I’m troubled by this zeal to identify bullshit because it seems to me that there probably is nothing other than bullshit. Frankfurt defines bullshit as pretending that you know what you’re talking about when in fact you don’t. But that strikes me as a good description of human communication as such. Compassion dictates that one appear confident in what one is saying. Every parent learns this early on; nothing is more terrifying to young children than the idea that they are being cared for by people who don’t really know what life is about. So one learns to mime the self-confidence that is demanded.

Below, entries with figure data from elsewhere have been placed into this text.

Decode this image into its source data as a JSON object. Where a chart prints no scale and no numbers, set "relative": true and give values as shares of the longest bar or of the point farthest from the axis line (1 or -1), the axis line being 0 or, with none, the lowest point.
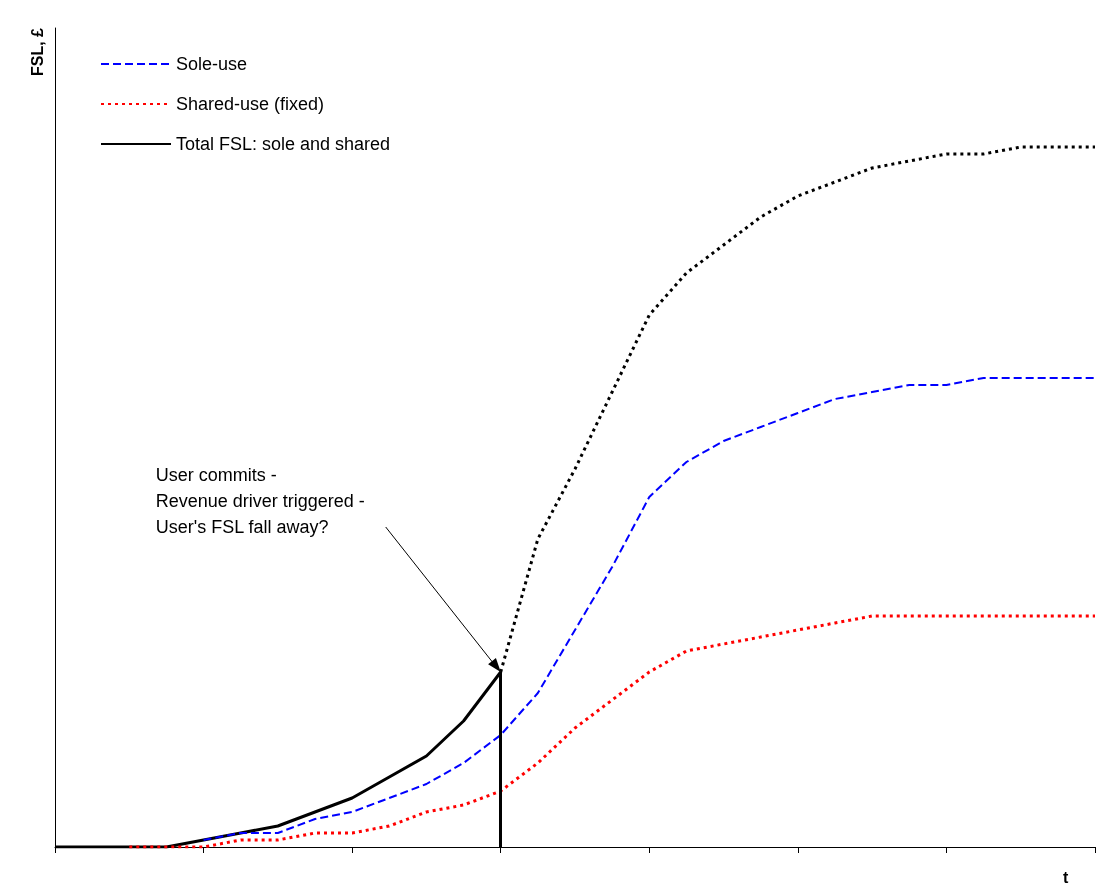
{
  "chart_data": {
    "type": "line",
    "relative": true,
    "xlabel": "t",
    "ylabel": "FSL, £",
    "categories": [
      null,
      null,
      null,
      null,
      null,
      null,
      null,
      null,
      null,
      null,
      null,
      null,
      null,
      null,
      null,
      null,
      null,
      null,
      null,
      null,
      null,
      null,
      null,
      null,
      null,
      null,
      null,
      null,
      null
    ],
    "grid": false,
    "legend": "top left",
    "marker": "none",
    "annotations": [
      "User commits -\nRevenue driver triggered -\nUser's FSL fall away?"
    ],
    "series": [
      {
        "name": "Sole-use",
        "color": "#0000ff",
        "line_style": "dashed",
        "values": [
          null,
          null,
          null,
          null,
          0.01,
          0.02,
          0.02,
          0.04,
          0.05,
          0.07,
          0.09,
          0.12,
          0.16,
          0.22,
          0.31,
          0.4,
          0.5,
          0.55,
          0.58,
          0.6,
          0.62,
          0.64,
          0.65,
          0.66,
          0.66,
          0.67,
          0.67,
          0.67,
          0.67
        ]
      },
      {
        "name": "Shared-use (fixed)",
        "color": "#ff0000",
        "line_style": "dotted",
        "values": [
          null,
          null,
          0,
          0,
          0,
          0.01,
          0.01,
          0.02,
          0.02,
          0.03,
          0.05,
          0.06,
          0.08,
          0.12,
          0.17,
          0.21,
          0.25,
          0.28,
          0.29,
          0.3,
          0.31,
          0.32,
          0.33,
          0.33,
          0.33,
          0.33,
          0.33,
          0.33,
          0.33
        ]
      },
      {
        "name": "Total FSL: sole and shared",
        "color": "#000000",
        "line_style": "solid",
        "values": [
          0,
          0,
          0,
          0,
          0.01,
          0.02,
          0.03,
          0.05,
          0.07,
          0.1,
          0.13,
          0.18,
          0.25,
          null,
          null,
          null,
          null,
          null,
          null,
          null,
          null,
          null,
          null,
          null,
          null,
          null,
          null,
          null,
          null
        ]
      },
      {
        "color": "#000000",
        "line_style": "dotted",
        "values": [
          null,
          null,
          null,
          null,
          null,
          null,
          null,
          null,
          null,
          null,
          null,
          null,
          0.25,
          0.44,
          0.54,
          0.65,
          0.76,
          0.82,
          0.86,
          0.9,
          0.93,
          0.95,
          0.97,
          0.98,
          0.99,
          0.99,
          1,
          1,
          1
        ]
      }
    ]
  }
}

But the rule holds for all ages. Uncertainty is disturbing, and we love to hear from those who convincingly ape a command of relevant facts and concepts. It’s all a mere mummer’s play, but we couldn’t do without it.

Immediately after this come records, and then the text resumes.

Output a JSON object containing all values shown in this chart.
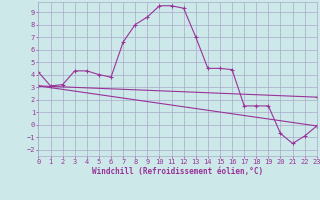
{
  "xlabel": "Windchill (Refroidissement éolien,°C)",
  "background_color": "#cce8e8",
  "grid_color": "#aaaacc",
  "line_color": "#993399",
  "xlim": [
    0,
    23
  ],
  "ylim": [
    -2.5,
    9.8
  ],
  "yticks": [
    -2,
    -1,
    0,
    1,
    2,
    3,
    4,
    5,
    6,
    7,
    8,
    9
  ],
  "xticks": [
    0,
    1,
    2,
    3,
    4,
    5,
    6,
    7,
    8,
    9,
    10,
    11,
    12,
    13,
    14,
    15,
    16,
    17,
    18,
    19,
    20,
    21,
    22,
    23
  ],
  "curve1_x": [
    0,
    1,
    2,
    3,
    4,
    5,
    6,
    7,
    8,
    9,
    10,
    11,
    12,
    13,
    14,
    15,
    16,
    17,
    18,
    19,
    20,
    21,
    22,
    23
  ],
  "curve1_y": [
    4.2,
    3.1,
    3.2,
    4.3,
    4.3,
    4.0,
    3.8,
    6.6,
    8.0,
    8.6,
    9.5,
    9.5,
    9.3,
    7.0,
    4.5,
    4.5,
    4.4,
    1.5,
    1.5,
    1.5,
    -0.7,
    -1.5,
    -0.9,
    -0.1
  ],
  "curve2_x": [
    0,
    23
  ],
  "curve2_y": [
    3.1,
    2.2
  ],
  "curve3_x": [
    0,
    23
  ],
  "curve3_y": [
    3.1,
    -0.1
  ]
}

That the answer to “Is There Anything Besides Bullshit?” is “No” captures something important in the position expressed by the early Wittgenstein in his "Tractatus Logico-Philosophicus" (1927), which held that what matters can’t be put into words, and that what can be put into words doesn’t matter. On this view, any verbal performance that is more ambitious than the sheer stating of fact (“such-and-such is the case”) is bullshit.
But – is it possible not to go beyond the facts? Doesn’t the assertion of even a purely factual statement imply a judgment that these facts and not others that might be mentioned are significant from one or another point of view? Indeed, isn't everything that we think of as “culture” and “science” and “scholarship” and “expert opinion” a matter of going beyond the facts – generalizing, inferring, postulating? Modern physics would be bullshit, on this view, to say nothing of religion, law, literature, and social science (which most of us are already prepared to acknowledge are bullshit).
To find our way in this imbroglio, we would have to define “bullshit” more carefully. It is true that everything we (really want to) say is bullshit. But not all bullshit is equal. Some bullshit goes beyond the facts in ways that are benign, and even beneficial. In these worlds, there is an ongoing contest among bullshits as to which we will accept and which we will abandon at any given moment. Here, we can even admire extraordinary bullshit artists without in any way being convinced that their bullshit is true. There is a place for such bullshitters in this world.
Other bullshit goes beyond the facts in an insidious way: by making it appear that its inferences and postulates and generalizations possess the force of facts. So, to answer the question: No, there is nothing besides bullshit, but some kinds of bullshit are worse than others, and a great deal is at stake in exposing the worst as such. On the other hand, a great deal is also at stake in recognizing the way in which, despite the difference among bullshits, everything we say is, in the end, bullshit. At a time when more and more people seem all too ready to believe that some talk is not bullshit – that some talk, for example, is the unalloyed word of (their) god – this is this lesson that seems especially urgent to learn. At the same time, however, the significant minority of relativists need to be reminded that some bullshit is deadlier than the rest, and that their very commitment to relativism enjoins them to identify this bullshit and heap scorn upon it.
On the other hand, one might say that the very idea that there is good bullshit and bad bullshit is itself bullshit.